Auf der laufenden Weltpartnerkonferenz setzt der Hersteller eins oben drauf: 5,8 Milliarden Dollar sollen im kommenden Geschäftsjahr, das mit dem 1. Juli 2011 begann, weltweit in eben diese "Lobbyarbeit" fließen.
Ein erheblicher Anteil wird Vertriebs-Incentives und Initiativen aufstocken, wie Microsofts Partnerchef John Roskill in Los Angeles betonte. Belohnt werden sollen Verkaufserfolge über alle Bereiche des Cloud-Portfolios, inklusive der Entwicklergemeinschaft (ISVs) rund um die Cloud-Plattform Azure. Weiterhin hat Microsoft erhöhte Ausgaben für Schulungen und kostenlose Partner(Test-)lizenzen im Visier.
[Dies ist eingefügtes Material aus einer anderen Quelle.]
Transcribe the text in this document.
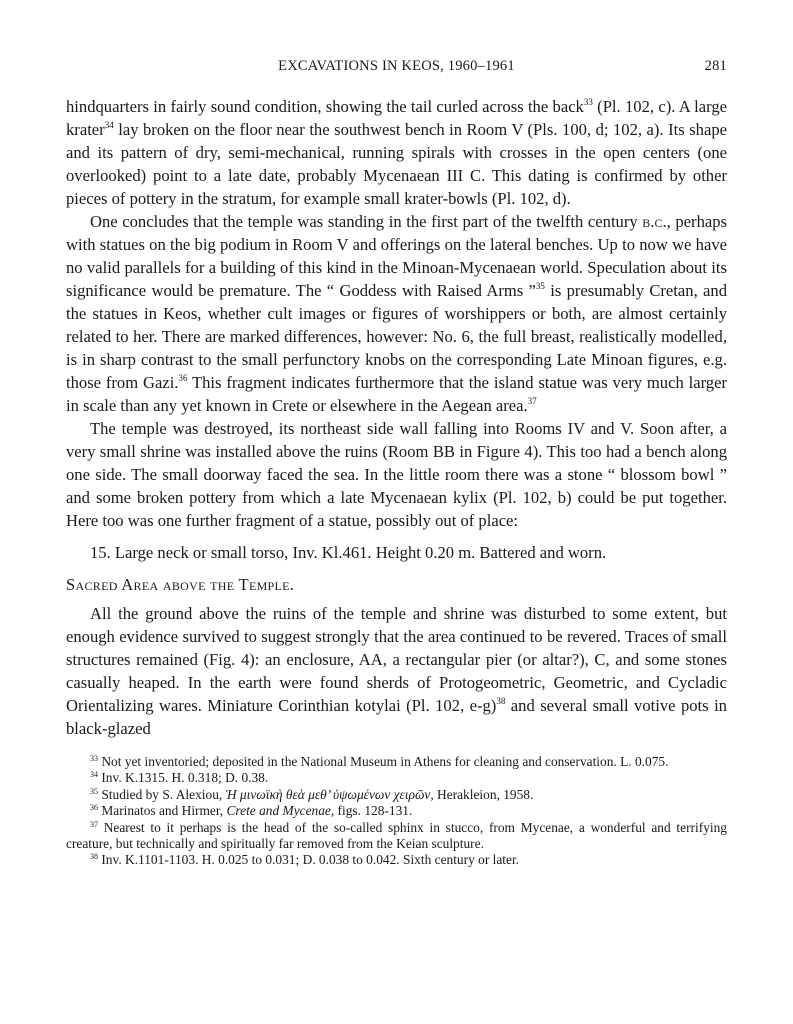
EXCAVATIONS IN KEOS, 1960–1961	281

hindquarters in fairly sound condition, showing the tail curled across the back$^{33}$ (Pl. 102, c). A large krater$^{34}$ lay broken on the floor near the southwest bench in Room V (Pls. 100, d; 102, a). Its shape and its pattern of dry, semi-mechanical, running spirals with crosses in the open centers (one overlooked) point to a late date, probably Mycenaean III C. This dating is confirmed by other pieces of pottery in the stratum, for example small krater-bowls (Pl. 102, d).

One concludes that the temple was standing in the first part of the twelfth century b.c., perhaps with statues on the big podium in Room V and offerings on the lateral benches. Up to now we have no valid parallels for a building of this kind in the Minoan-Mycenaean world. Speculation about its significance would be premature. The “ Goddess with Raised Arms ”$^{35}$ is presumably Cretan, and the statues in Keos, whether cult images or figures of worshippers or both, are almost certainly related to her. There are marked differences, however: No. 6, the full breast, realistically modelled, is in sharp contrast to the small perfunctory knobs on the corresponding Late Minoan figures, e.g. those from Gazi.$^{36}$ This fragment indicates furthermore that the island statue was very much larger in scale than any yet known in Crete or elsewhere in the Aegean area.$^{37}$

The temple was destroyed, its northeast side wall falling into Rooms IV and V. Soon after, a very small shrine was installed above the ruins (Room BB in Figure 4). This too had a bench along one side. The small doorway faced the sea. In the little room there was a stone “ blossom bowl ” and some broken pottery from which a late Mycenaean kylix (Pl. 102, b) could be put together. Here too was one further fragment of a statue, possibly out of place:

15. Large neck or small torso, Inv. Kl.461. Height 0.20 m. Battered and worn.

Sacred Area above the Temple.

All the ground above the ruins of the temple and shrine was disturbed to some extent, but enough evidence survived to suggest strongly that the area continued to be revered. Traces of small structures remained (Fig. 4): an enclosure, AA, a rectangular pier (or altar?), C, and some stones casually heaped. In the earth were found sherds of Protogeometric, Geometric, and Cycladic Orientalizing wares. Miniature Corinthian kotylai (Pl. 102, e-g)$^{38}$ and several small votive pots in black-glazed

$^{33}$ Not yet inventoried; deposited in the National Museum in Athens for cleaning and conservation. L. 0.075.

$^{34}$ Inv. K.1315. H. 0.318; D. 0.38.

$^{35}$ Studied by S. Alexiou, Ἡ μινωϊκὴ θεὰ μεθ’ ὑψωμένων χειρῶν, Herakleion, 1958.

$^{36}$ Marinatos and Hirmer, Crete and Mycenae, figs. 128-131.

$^{37}$ Nearest to it perhaps is the head of the so-called sphinx in stucco, from Mycenae, a wonderful and terrifying creature, but technically and spiritually far removed from the Keian sculpture.

$^{38}$ Inv. K.1101-1103. H. 0.025 to 0.031; D. 0.038 to 0.042. Sixth century or later.
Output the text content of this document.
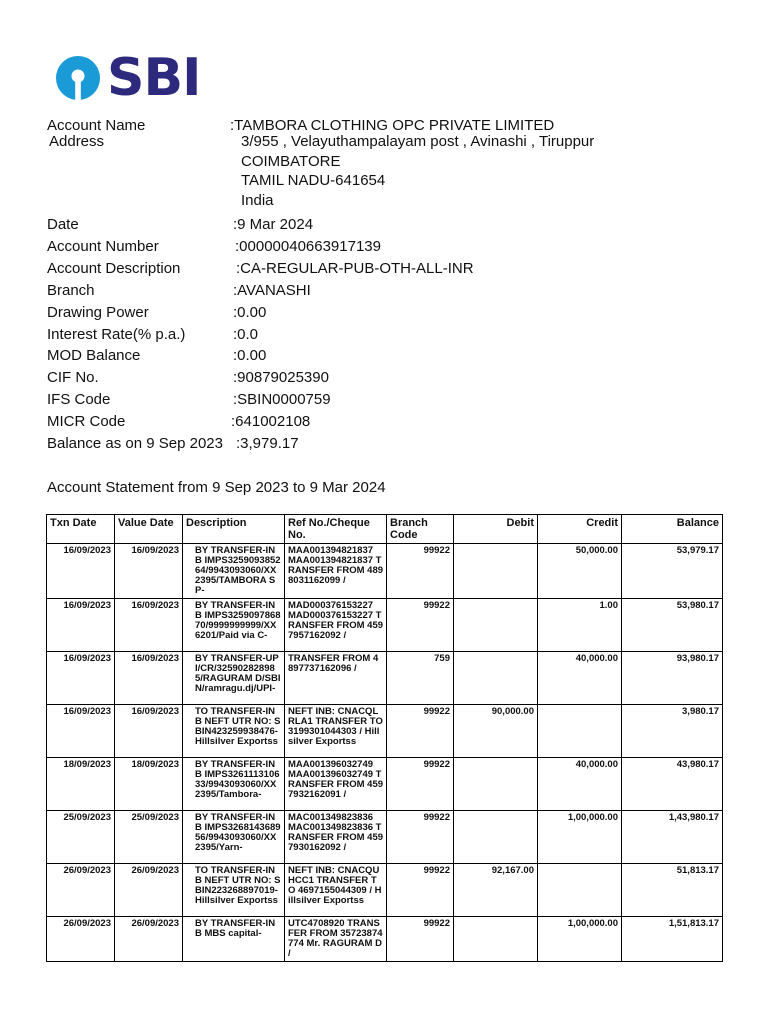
SBI
Account Name	:TAMBORA CLOTHING OPC PRIVATE LIMITED
Address	3/955 , Velayuthampalayam post , Avinashi , Tiruppur
COIMBATORE
TAMIL NADU-641654
India
Date	:9 Mar 2024
Account Number	:00000040663917139
Account Description	:CA-REGULAR-PUB-OTH-ALL-INR
Branch	:AVANASHI
Drawing Power	:0.00
Interest Rate(% p.a.)	:0.0
MOD Balance	:0.00
CIF No.	:90879025390
IFS Code	:SBIN0000759
MICR Code	:641002108
Balance as on 9 Sep 2023 :3,979.17
Account Statement from 9 Sep 2023 to 9 Mar 2024
Txn Date	Value Date	Description	Ref No./Cheque No.	Branch Code	Debit	Credit	Balance
16/09/2023	16/09/2023	BY TRANSFER-INB IMPS325909385264/9943093060/XX2395/TAMBORA SP-	MAA001394821837 MAA001394821837 TRANSFER FROM 4898031162099 /	99922		50,000.00	53,979.17
16/09/2023	16/09/2023	BY TRANSFER-INB IMPS325909786870/9999999999/XX6201/Paid via C-	MAD000376153227 MAD000376153227 TRANSFER FROM 4597957162092 /	99922		1.00	53,980.17
16/09/2023	16/09/2023	BY TRANSFER-UPI/CR/325902828985/RAGURAM D/SBIN/ramragu.dj/UPI-	TRANSFER FROM 4897737162096 /	759		40,000.00	93,980.17
16/09/2023	16/09/2023	TO TRANSFER-INB NEFT UTR NO: SBIN423259938476-Hillsilver Exportss	NEFT INB: CNACQLRLA1 TRANSFER TO 3199301044303 / Hillsilver Exportss	99922	90,000.00		3,980.17
18/09/2023	18/09/2023	BY TRANSFER-INB IMPS326111310633/9943093060/XX2395/Tambora-	MAA001396032749 MAA001396032749 TRANSFER FROM 4597932162091 /	99922		40,000.00	43,980.17
25/09/2023	25/09/2023	BY TRANSFER-INB IMPS326814368956/9943093060/XX2395/Yarn-	MAC001349823836 MAC001349823836 TRANSFER FROM 4597930162092 /	99922		1,00,000.00	1,43,980.17
26/09/2023	26/09/2023	TO TRANSFER-INB NEFT UTR NO: SBIN223268897019-Hillsilver Exportss	NEFT INB: CNACQUHCC1 TRANSFER TO 4697155044309 / Hillsilver Exportss	99922	92,167.00		51,813.17
26/09/2023	26/09/2023	BY TRANSFER-INB MBS capital-	UTC4708920 TRANSFER FROM 35723874774 Mr. RAGURAM D /	99922		1,00,000.00	1,51,813.17
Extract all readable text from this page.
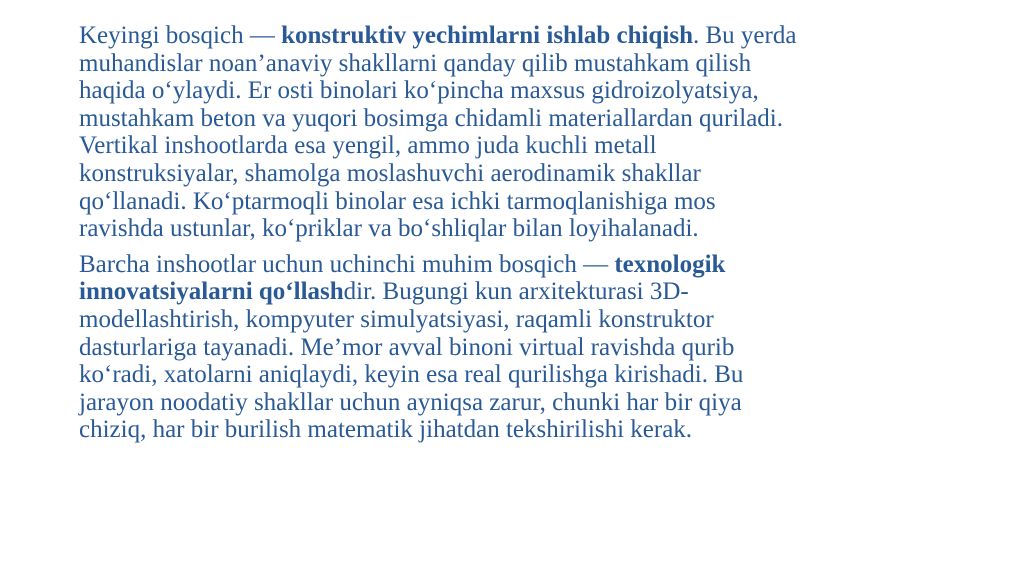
Keyingi bosqich — konstruktiv yechimlarni ishlab chiqish. Bu yerda
muhandislar noan’anaviy shakllarni qanday qilib mustahkam qilish
haqida o‘ylaydi. Er osti binolari ko‘pincha maxsus gidroizolyatsiya,
mustahkam beton va yuqori bosimga chidamli materiallardan quriladi.
Vertikal inshootlarda esa yengil, ammo juda kuchli metall
konstruksiyalar, shamolga moslashuvchi aerodinamik shakllar
qo‘llanadi. Ko‘ptarmoqli binolar esa ichki tarmoqlanishiga mos
ravishda ustunlar, ko‘priklar va bo‘shliqlar bilan loyihalanadi.
Barcha inshootlar uchun uchinchi muhim bosqich — texnologik
innovatsiyalarni qo‘llashdir. Bugungi kun arxitekturasi 3D-
modellashtirish, kompyuter simulyatsiyasi, raqamli konstruktor
dasturlariga tayanadi. Me’mor avval binoni virtual ravishda qurib
ko‘radi, xatolarni aniqlaydi, keyin esa real qurilishga kirishadi. Bu
jarayon noodatiy shakllar uchun ayniqsa zarur, chunki har bir qiya
chiziq, har bir burilish matematik jihatdan tekshirilishi kerak.
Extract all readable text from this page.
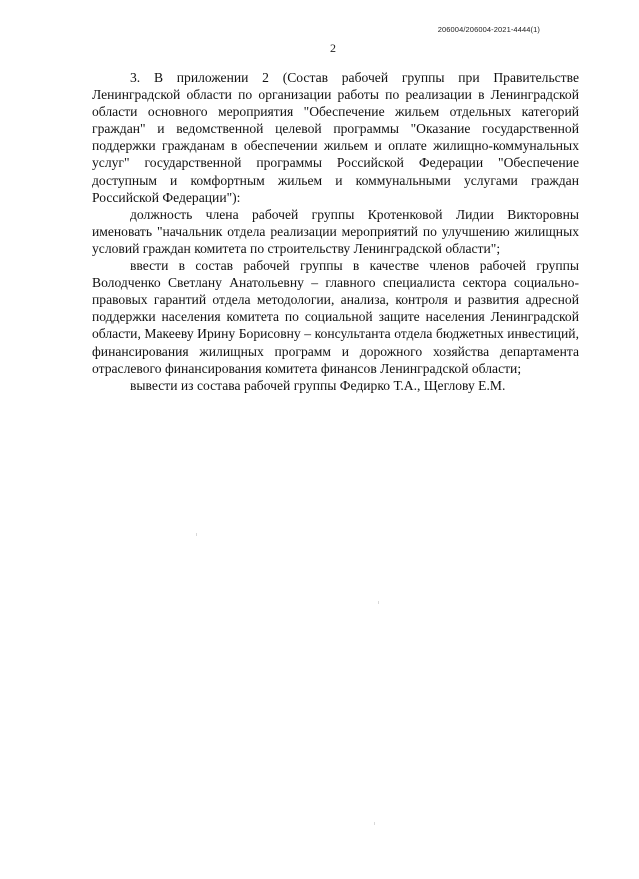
206004/206004-2021-4444(1)
2

3. В приложении 2 (Состав рабочей группы при Правительстве Ленинградской области по организации работы по реализации в Ленинградской области основного мероприятия "Обеспечение жильем отдельных категорий граждан" и ведомственной целевой программы "Оказание государственной поддержки гражданам в обеспечении жильем и оплате жилищно-коммунальных услуг" государственной программы Российской Федерации "Обеспечение доступным и комфортным жильем и коммунальными услугами граждан Российской Федерации"):

должность члена рабочей группы Кротенковой Лидии Викторовны именовать "начальник отдела реализации мероприятий по улучшению жилищных условий граждан комитета по строительству Ленинградской области";

ввести в состав рабочей группы в качестве членов рабочей группы Володченко Светлану Анатольевну – главного специалиста сектора социально-правовых гарантий отдела методологии, анализа, контроля и развития адресной поддержки населения комитета по социальной защите населения Ленинградской области, Макееву Ирину Борисовну – консультанта отдела бюджетных инвестиций, финансирования жилищных программ и дорожного хозяйства департамента отраслевого финансирования комитета финансов Ленинградской области;

вывести из состава рабочей группы Федирко Т.А., Щеглову Е.М.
"Viele von Ihnen nutzen immer noch nicht alle Vorteile unseres Microsoft Partner Networks. Uns ist klar, dass der Wechsel nicht leicht wird", so Roskill. Nachhelfen soll nun genau dieses Geld. Roskill verwies auf die Änderungen, die den Channel mit der Cloud erwartet: "Das Wesen des Handels bewegt sich weg von einzelnen Transaktionen in Richtung Life-Cycle-Solutions. Sie haben mit der Cloud wiederkehrende Einnahmen, vergessen Sie das nicht."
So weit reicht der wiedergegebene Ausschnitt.